Our finding that NOAC use is associated with a lower risk of osteoporotic fractures is consistent with several recent studies [14,15,16,17]. In the present study, we extended prior observations by enrolling a larger number of participants and allowing a longer follow-up. And we used propensity score-weighting for multiple treatment options, accounting for the differences in baseline characteristics of all the four anticoagulants (warfarin and 3 NOACs) simultaneously. This approach makes it possible to generalize the results to the entire population who would be eligible to receive any of the four anticoagulants, which may better reflect real-world clinical practice [17].
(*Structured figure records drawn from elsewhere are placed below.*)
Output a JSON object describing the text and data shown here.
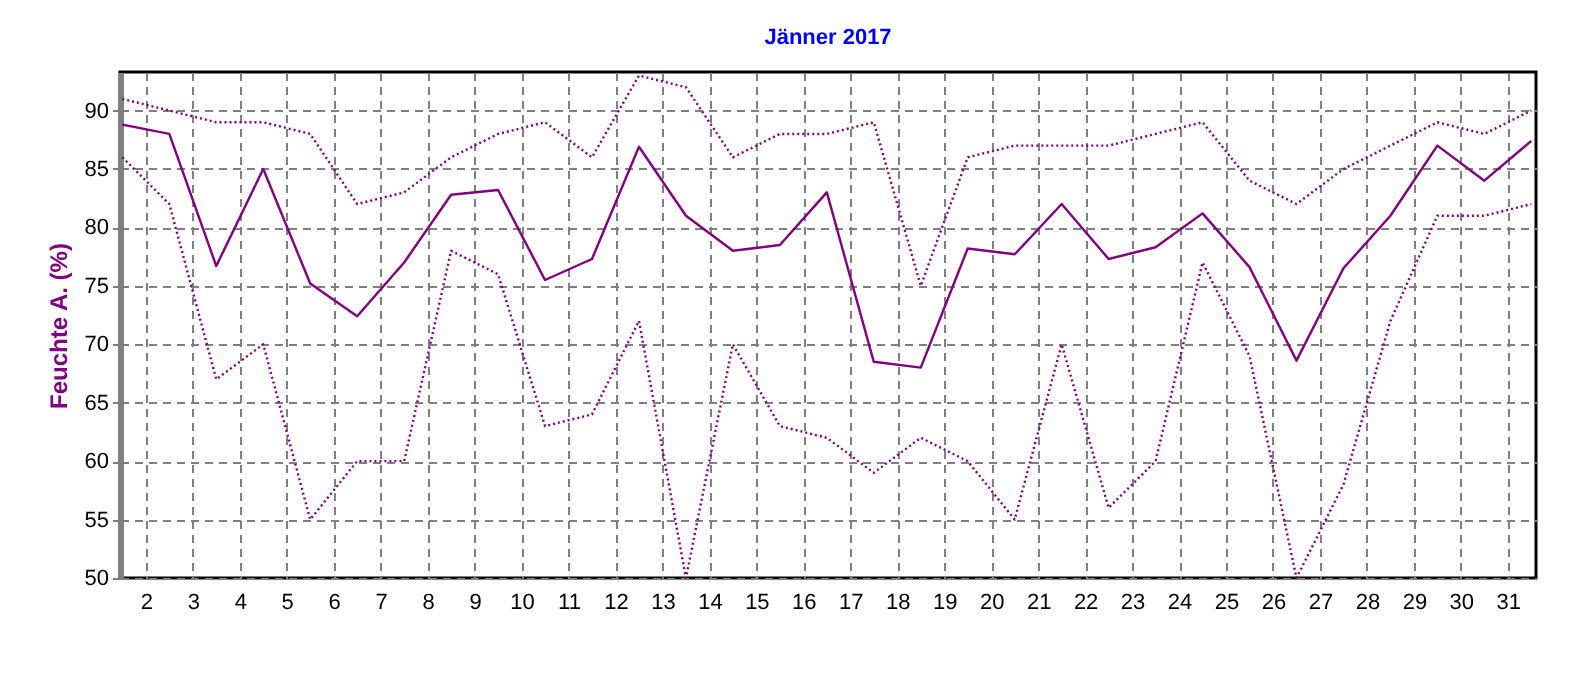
{
  "chart_data": {
    "type": "line",
    "title": "Jänner 2017",
    "ylabel": "Feuchte A.  (%)",
    "x": [
      1.5,
      2.5,
      3.5,
      4.5,
      5.5,
      6.5,
      7.5,
      8.5,
      9.5,
      10.5,
      11.5,
      12.5,
      13.5,
      14.5,
      15.5,
      16.5,
      17.5,
      18.5,
      19.5,
      20.5,
      21.5,
      22.5,
      23.5,
      24.5,
      25.5,
      26.5,
      27.5,
      28.5,
      29.5,
      30.5,
      31.5
    ],
    "series": [
      {
        "color": "#800080",
        "line_style": "dotted",
        "values": [
          91,
          90,
          89,
          89,
          88,
          82,
          83,
          86,
          88,
          89,
          86,
          93,
          92,
          86,
          88,
          88,
          89,
          75,
          86,
          87,
          87,
          87,
          88,
          89,
          84,
          82,
          85,
          87,
          89,
          88,
          90
        ]
      },
      {
        "color": "#800080",
        "line_style": "solid",
        "values": [
          88.8,
          88,
          76.7,
          85,
          75.2,
          72.4,
          77,
          82.8,
          83.2,
          75.5,
          77.3,
          86.9,
          81,
          78,
          78.5,
          83,
          68.5,
          68,
          78.2,
          77.7,
          82,
          77.3,
          78.3,
          81.2,
          76.6,
          68.6,
          76.5,
          81,
          87,
          84,
          87.4
        ]
      },
      {
        "color": "#800080",
        "line_style": "dotted",
        "values": [
          86,
          82,
          67,
          70,
          55,
          60,
          60,
          78,
          76,
          63,
          64,
          72,
          50,
          70,
          63,
          62,
          59,
          62,
          60,
          55,
          70,
          56,
          60,
          77,
          69,
          50,
          58,
          72,
          81,
          81,
          82
        ]
      }
    ],
    "xlim": [
      1.45,
      31.6
    ],
    "xticks": [
      2,
      3,
      4,
      5,
      6,
      7,
      8,
      9,
      10,
      11,
      12,
      13,
      14,
      15,
      16,
      17,
      18,
      19,
      20,
      21,
      22,
      23,
      24,
      25,
      26,
      27,
      28,
      29,
      30,
      31
    ],
    "ylim": [
      50,
      93.3
    ],
    "yticks": [
      50,
      55,
      60,
      65,
      70,
      75,
      80,
      85,
      90
    ],
    "grid": true,
    "marker": "none"
  }
}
Prior studies have reported that warfarin therapy might interfere the process of bone formation. Warfarin not only antagonizes vitamin-K-dependent coagulation cascade but also impairs the γ-carboxylation of osteocalcin and other proteins which contributes to bone mineralization [9, 31]. Binding et al. suggested that the dietary restrictions regarding some vegetables recommended in warfarin users, which were associated with a low intake of folic acid and subsequent hyperhomocysteinemia, could explain the warfarin’s deleterious effects on bone health [14]. Hyperhomocysteinemia is associated with an increase in osteoclast activity and a decreased in osteoblast activity [32]. Furthermore, it is associated with an increase in matrix metalloproteinases that degrade extracellular bone matrix [33]. NOACs act independently of the vitamin-K associated mechanism, and there are no specific dietary restrictions in users of any of the NOACs. Gage et al. reported that long-term (≥ 1 year) warfarin use was associated with osteoporotic fractures in men with AF whereas prescribed warfarin for less than a year did not increase the risk of fracture [7]. Consistently, the median time to fracture after initiating anticoagulation was over a year (374 days) in this study, suggesting that the protective associations of NOACs with lower fracture risk over warfarin could be observed with the proviso that anticoagulants were prescribed for a sufficiently long time.
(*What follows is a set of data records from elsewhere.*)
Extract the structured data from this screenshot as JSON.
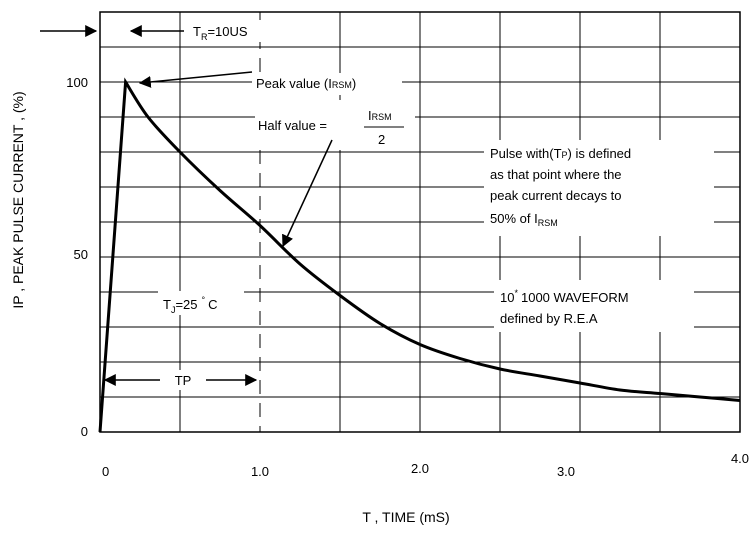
{
  "chart_data": {
    "type": "line",
    "xlabel": "T , TIME  (mS)",
    "ylabel": "IP , PEAK PULSE CURRENT , (%)",
    "xlim": [
      0,
      4.0
    ],
    "ylim": [
      0,
      110
    ],
    "grid": true,
    "x_ticks": [
      "0",
      "1.0",
      "2.0",
      "3.0",
      "4.0"
    ],
    "y_ticks": [
      "0",
      "50",
      "100"
    ],
    "series": [
      {
        "x": [
          0,
          0.16,
          0.3,
          0.5,
          0.75,
          1.0,
          1.25,
          1.5,
          1.75,
          2.0,
          2.25,
          2.5,
          2.75,
          3.0,
          3.25,
          3.5,
          3.75,
          4.0
        ],
        "values": [
          0,
          100,
          90,
          80,
          69,
          59,
          48,
          39,
          31,
          25,
          21,
          18,
          16,
          14,
          12,
          11,
          10,
          9
        ]
      }
    ],
    "annotations": {
      "tr_label": "T",
      "tr_sub": "R",
      "tr_value": "=10US",
      "peak": "Peak value (I",
      "peak_sub": "RSM",
      "peak_close": ")",
      "half": "Half value =",
      "frac_num": "I",
      "frac_num_sub": "RSM",
      "frac_den": "2",
      "pulse_1": "Pulse with(T",
      "pulse_1_sub": "P",
      "pulse_1_end": ") is defined",
      "pulse_2": "as that  point where the",
      "pulse_3": "peak current decays to",
      "pulse_4": "50% of  I",
      "pulse_4_sub": "RSM",
      "tj": "T",
      "tj_sub": "J",
      "tj_value": "=25",
      "tj_deg": "°",
      "tj_unit": "C",
      "wave_1a": "10",
      "wave_1sup": "*",
      "wave_1b": "1000 WAVEFORM",
      "wave_2": "defined by R.E.A",
      "tp": "TP"
    }
  }
}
Evidence is scarce regarding possible differences in the fracture risk by individual NOACs [15, 17]. Prior studies analyzing administrative claim data of Hong Kong and Taiwan reported there were no significant differences in fracture risk in head-to-head comparisons between NOACs, although the strongest beneficial effect estimates were observed for apixaban when comparing individual NOACs with warfarin [15, 17].
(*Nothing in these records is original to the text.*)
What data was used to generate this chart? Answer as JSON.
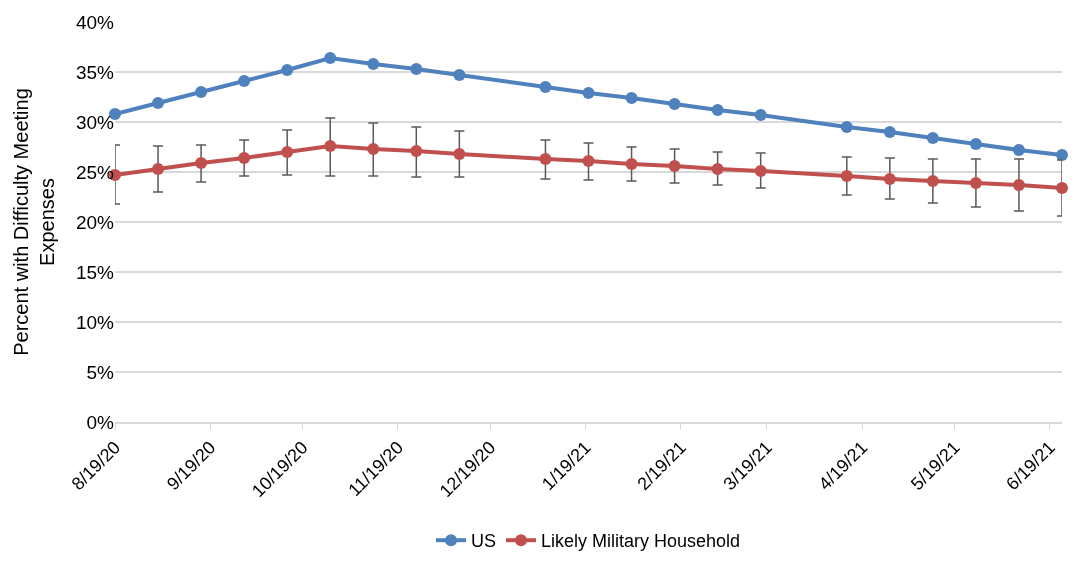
{
  "chart_data": {
    "type": "line",
    "ylabel": "Percent with Difficulty Meeting Expenses",
    "x": [
      "2020-08-19",
      "2020-09-02",
      "2020-09-16",
      "2020-09-30",
      "2020-10-14",
      "2020-10-28",
      "2020-11-11",
      "2020-11-25",
      "2020-12-09",
      "2021-01-06",
      "2021-01-20",
      "2021-02-03",
      "2021-02-17",
      "2021-03-03",
      "2021-03-17",
      "2021-04-14",
      "2021-04-28",
      "2021-05-12",
      "2021-05-26",
      "2021-06-09",
      "2021-06-23"
    ],
    "series": [
      {
        "name": "US",
        "color": "#4f81bd",
        "values": [
          30.8,
          31.9,
          33.0,
          34.1,
          35.2,
          36.4,
          35.8,
          35.3,
          34.7,
          33.5,
          32.9,
          32.4,
          31.8,
          31.2,
          30.7,
          29.5,
          29.0,
          28.4,
          27.8,
          27.2,
          26.7
        ]
      },
      {
        "name": "Likely Military Household",
        "color": "#c0504d",
        "values": [
          24.7,
          25.3,
          25.9,
          26.4,
          27.0,
          27.6,
          27.3,
          27.1,
          26.8,
          26.3,
          26.1,
          25.8,
          25.6,
          25.3,
          25.1,
          24.6,
          24.3,
          24.1,
          23.9,
          23.7,
          23.4
        ],
        "errors": [
          [
            21.8,
            27.7
          ],
          [
            23.0,
            27.6
          ],
          [
            24.0,
            27.7
          ],
          [
            24.6,
            28.2
          ],
          [
            24.7,
            29.2
          ],
          [
            24.6,
            30.4
          ],
          [
            24.6,
            29.9
          ],
          [
            24.5,
            29.5
          ],
          [
            24.5,
            29.1
          ],
          [
            24.3,
            28.2
          ],
          [
            24.2,
            27.9
          ],
          [
            24.1,
            27.5
          ],
          [
            23.9,
            27.3
          ],
          [
            23.7,
            27.0
          ],
          [
            23.4,
            26.9
          ],
          [
            22.7,
            26.5
          ],
          [
            22.3,
            26.4
          ],
          [
            21.9,
            26.3
          ],
          [
            21.5,
            26.3
          ],
          [
            21.1,
            26.3
          ],
          [
            20.6,
            26.2
          ]
        ]
      }
    ],
    "xlim": [
      "2020-08-19",
      "2021-06-23"
    ],
    "xticks": [
      {
        "value": "2020-08-19",
        "label": "8/19/20"
      },
      {
        "value": "2020-09-19",
        "label": "9/19/20"
      },
      {
        "value": "2020-10-19",
        "label": "10/19/20"
      },
      {
        "value": "2020-11-19",
        "label": "11/19/20"
      },
      {
        "value": "2020-12-19",
        "label": "12/19/20"
      },
      {
        "value": "2021-01-19",
        "label": "1/19/21"
      },
      {
        "value": "2021-02-19",
        "label": "2/19/21"
      },
      {
        "value": "2021-03-19",
        "label": "3/19/21"
      },
      {
        "value": "2021-04-19",
        "label": "4/19/21"
      },
      {
        "value": "2021-05-19",
        "label": "5/19/21"
      },
      {
        "value": "2021-06-19",
        "label": "6/19/21"
      }
    ],
    "ylim": [
      0,
      40
    ],
    "yticks": [
      {
        "value": 0,
        "label": "0%"
      },
      {
        "value": 5,
        "label": "5%"
      },
      {
        "value": 10,
        "label": "10%"
      },
      {
        "value": 15,
        "label": "15%"
      },
      {
        "value": 20,
        "label": "20%"
      },
      {
        "value": 25,
        "label": "25%"
      },
      {
        "value": 30,
        "label": "30%"
      },
      {
        "value": 35,
        "label": "35%"
      },
      {
        "value": 40,
        "label": "40%"
      }
    ],
    "grid": "y",
    "legend": "bottom",
    "marker": "circle",
    "line_style": "solid"
  }
}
To our knowledge, this is the first study to demonstrate significant differences in fracture risk according to individual NOACs, suggesting that rivaroxaban might be associated with a higher risk for fractures than other NOACs. Although the finding might be due to uncontrolled confounding such as NOAC dosing and treatment adherence, it might help to establish NOAC prescription strategies for minimizing the risk of fractures among patients with AF and high fracture risk. Randomized controlled trials investigating comparing the risk of fractures between NOACs are warranted.

Study limitations

The present study has several limitations. First, studies using administrative databases might be susceptible to errors arising from coding inaccuracies. To minimize this problem, we applied the definition that has been previously validated in previous studies using the Korean NHIS sample cohort [2,3,4, 20,21,22]. Second, given its observational nature, causal relationships could not be assessed and the possibility of unmeasured confounders cannot be ruled out. The E-value in this study suggested that a rare unmeasured confounder could explain our observed associations of NOAC use with lower fracture risk compared with warfarin only. Third, we did not have access to information on time in therapeutic range among warfarin users. Thus, our comparisons between NOAC and warfarin users should still be interpreted carefully. Lastly, the study enrolled only Asian patients, and it is therefore unknown whether the results in this study apply to other populations.

Conclusion

In patients with AF, NOAC use may result in a lower risk for osteoporotic fracture compared with warfarin use. Fracture risk does not seem to be altered by the choice of NOAC type, except for rivaroxaban. These associations may help inform benefit–risk assessments when choosing between the different anticoagulant types.